If you put the logic in the DB wherever it's possible, you tend to just pass a few parameters across the network, transactions aren't held while you wait for network resources, and the whole thing goes like greased lightning. Databases should of course go in source control like any other source code.. there are plenty of tools for that.

Rondure answered 7/8, 2013 at 15:7 Comment(0)
C
0

With all this micro-services and micro business components ideology we are way ahead of questioning the right place to put our business logic.

Even though the ideology is well accepted we still have temptation and some instances where we ended up putting some decision making and business logic in database. It’s worth visiting detailed answer to why it should not be done, but at macro level I would advise thinking about one good reason why it should stay in stored-procedure and not in the application layer.

Having that counter thought process would always direct taking the right decision.

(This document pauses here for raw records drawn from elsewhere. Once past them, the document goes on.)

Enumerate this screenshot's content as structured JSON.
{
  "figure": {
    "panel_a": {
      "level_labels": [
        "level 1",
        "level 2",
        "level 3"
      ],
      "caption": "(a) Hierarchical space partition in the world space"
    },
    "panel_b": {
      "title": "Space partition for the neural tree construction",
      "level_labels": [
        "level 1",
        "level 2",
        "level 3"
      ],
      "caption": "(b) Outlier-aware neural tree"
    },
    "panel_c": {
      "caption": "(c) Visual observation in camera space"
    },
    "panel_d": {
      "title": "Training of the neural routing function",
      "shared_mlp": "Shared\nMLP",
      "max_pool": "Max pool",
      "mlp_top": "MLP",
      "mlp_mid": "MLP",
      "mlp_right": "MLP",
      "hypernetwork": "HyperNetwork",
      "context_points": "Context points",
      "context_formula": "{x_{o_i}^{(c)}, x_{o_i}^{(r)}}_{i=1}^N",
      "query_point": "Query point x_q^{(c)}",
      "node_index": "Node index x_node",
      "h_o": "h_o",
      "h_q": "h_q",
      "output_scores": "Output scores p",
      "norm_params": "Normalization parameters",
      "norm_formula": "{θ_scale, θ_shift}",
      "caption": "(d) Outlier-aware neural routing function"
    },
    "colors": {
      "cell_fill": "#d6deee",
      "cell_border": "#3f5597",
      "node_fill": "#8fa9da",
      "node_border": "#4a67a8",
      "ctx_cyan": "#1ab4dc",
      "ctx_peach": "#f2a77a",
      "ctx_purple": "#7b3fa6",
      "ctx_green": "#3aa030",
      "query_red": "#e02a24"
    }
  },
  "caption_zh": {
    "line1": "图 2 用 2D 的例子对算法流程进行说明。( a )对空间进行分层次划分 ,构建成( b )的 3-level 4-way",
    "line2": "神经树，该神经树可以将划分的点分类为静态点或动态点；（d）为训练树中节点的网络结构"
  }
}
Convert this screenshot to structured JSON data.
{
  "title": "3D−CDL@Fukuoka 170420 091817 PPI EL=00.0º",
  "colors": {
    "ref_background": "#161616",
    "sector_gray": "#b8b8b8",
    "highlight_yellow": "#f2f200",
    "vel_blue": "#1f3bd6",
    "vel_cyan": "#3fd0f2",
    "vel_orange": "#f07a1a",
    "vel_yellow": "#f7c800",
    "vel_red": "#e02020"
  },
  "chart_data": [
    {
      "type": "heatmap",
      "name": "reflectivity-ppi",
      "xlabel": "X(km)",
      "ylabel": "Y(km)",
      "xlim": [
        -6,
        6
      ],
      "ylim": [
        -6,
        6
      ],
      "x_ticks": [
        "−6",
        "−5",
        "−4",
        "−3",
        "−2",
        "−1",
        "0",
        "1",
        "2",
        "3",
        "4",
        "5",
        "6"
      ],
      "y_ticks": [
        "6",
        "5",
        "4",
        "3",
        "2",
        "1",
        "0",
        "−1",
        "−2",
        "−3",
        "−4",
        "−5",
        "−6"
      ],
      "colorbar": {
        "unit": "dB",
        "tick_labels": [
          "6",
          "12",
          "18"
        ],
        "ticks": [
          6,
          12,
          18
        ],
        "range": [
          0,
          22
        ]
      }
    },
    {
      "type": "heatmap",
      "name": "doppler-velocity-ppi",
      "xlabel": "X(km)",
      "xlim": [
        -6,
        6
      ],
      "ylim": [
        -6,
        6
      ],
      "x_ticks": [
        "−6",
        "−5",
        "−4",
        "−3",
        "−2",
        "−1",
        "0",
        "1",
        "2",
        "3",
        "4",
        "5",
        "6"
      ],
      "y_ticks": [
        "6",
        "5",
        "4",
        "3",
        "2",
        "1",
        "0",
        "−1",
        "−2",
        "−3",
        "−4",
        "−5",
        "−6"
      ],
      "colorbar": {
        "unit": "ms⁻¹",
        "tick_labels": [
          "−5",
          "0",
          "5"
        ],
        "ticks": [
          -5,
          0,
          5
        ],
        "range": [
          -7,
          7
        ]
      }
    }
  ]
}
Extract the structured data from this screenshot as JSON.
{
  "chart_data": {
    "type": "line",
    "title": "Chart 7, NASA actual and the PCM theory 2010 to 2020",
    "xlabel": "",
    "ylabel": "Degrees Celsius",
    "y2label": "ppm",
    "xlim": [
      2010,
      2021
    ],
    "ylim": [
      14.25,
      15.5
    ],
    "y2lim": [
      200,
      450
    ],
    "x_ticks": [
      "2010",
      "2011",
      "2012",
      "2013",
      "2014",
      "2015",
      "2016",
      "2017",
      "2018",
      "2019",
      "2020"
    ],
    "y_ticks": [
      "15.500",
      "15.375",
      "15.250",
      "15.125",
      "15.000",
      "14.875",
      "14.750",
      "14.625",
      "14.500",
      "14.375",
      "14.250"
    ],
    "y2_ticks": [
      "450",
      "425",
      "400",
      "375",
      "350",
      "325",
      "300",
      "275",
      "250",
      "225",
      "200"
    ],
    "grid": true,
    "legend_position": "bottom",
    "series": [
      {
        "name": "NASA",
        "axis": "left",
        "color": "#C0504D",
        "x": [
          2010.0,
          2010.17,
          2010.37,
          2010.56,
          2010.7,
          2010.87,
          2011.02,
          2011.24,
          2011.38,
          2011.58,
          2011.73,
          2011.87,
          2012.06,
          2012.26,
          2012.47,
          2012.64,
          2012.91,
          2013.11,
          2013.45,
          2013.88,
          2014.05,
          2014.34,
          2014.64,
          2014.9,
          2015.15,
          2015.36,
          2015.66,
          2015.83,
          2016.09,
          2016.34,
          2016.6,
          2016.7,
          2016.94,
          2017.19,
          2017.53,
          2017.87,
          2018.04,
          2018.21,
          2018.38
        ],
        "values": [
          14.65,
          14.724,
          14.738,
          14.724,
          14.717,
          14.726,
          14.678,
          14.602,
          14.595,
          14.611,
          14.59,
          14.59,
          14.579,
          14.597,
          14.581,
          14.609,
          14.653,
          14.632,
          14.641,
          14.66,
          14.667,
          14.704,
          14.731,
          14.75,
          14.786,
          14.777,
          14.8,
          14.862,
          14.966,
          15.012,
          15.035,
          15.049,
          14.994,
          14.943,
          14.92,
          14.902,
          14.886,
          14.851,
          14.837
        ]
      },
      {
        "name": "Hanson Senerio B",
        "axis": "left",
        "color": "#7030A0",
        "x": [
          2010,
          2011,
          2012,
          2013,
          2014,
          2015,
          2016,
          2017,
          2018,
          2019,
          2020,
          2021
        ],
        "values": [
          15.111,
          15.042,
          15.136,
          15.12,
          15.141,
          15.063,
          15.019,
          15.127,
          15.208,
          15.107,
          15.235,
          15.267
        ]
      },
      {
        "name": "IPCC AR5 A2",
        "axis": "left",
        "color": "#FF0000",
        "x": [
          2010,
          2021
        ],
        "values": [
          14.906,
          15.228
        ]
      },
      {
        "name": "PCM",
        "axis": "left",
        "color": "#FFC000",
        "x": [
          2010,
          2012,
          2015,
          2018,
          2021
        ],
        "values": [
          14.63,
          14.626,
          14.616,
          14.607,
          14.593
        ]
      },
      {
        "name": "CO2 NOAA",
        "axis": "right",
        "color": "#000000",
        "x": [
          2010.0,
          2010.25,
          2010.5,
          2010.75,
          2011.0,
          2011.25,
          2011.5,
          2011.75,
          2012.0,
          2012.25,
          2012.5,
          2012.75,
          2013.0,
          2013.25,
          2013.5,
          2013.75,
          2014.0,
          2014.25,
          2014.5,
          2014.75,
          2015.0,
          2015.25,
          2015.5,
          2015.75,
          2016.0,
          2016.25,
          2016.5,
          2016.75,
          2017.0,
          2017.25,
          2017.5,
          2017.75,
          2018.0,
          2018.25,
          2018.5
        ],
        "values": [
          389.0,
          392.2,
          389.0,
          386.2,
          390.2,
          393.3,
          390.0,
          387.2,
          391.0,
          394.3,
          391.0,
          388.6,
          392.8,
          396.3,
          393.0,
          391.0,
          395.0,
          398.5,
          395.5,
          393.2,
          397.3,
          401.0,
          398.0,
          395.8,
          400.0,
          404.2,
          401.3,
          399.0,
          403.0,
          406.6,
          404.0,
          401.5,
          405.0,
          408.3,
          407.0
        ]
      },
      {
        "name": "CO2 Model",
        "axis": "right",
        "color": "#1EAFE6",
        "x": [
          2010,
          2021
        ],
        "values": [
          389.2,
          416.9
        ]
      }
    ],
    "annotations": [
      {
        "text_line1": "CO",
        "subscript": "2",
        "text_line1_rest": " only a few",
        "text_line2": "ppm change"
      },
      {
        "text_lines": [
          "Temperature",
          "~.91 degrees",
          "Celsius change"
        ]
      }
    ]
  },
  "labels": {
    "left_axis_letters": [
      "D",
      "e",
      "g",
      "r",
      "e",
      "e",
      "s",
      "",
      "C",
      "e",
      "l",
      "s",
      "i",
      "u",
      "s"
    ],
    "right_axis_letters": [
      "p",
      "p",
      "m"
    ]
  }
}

Ask these questions before deciding:

  1. What if down the line we change our database from SQL to Mongo?
  2. What if want to expose API which takes the data (that database is providing) and apply this business logic on top?
  3. Unit testing this business logic?
  4. SDLC steps involved if we make change in conditions of this business logic?
  5. What if we need another user input for the decision making in this business logic?
  6. What if it requires high computation power (not data processing) and we want to be run off a separate process (or platform) ?

In all cases it would make natural choice to not put any logic (other than just data retrieval) in business logic.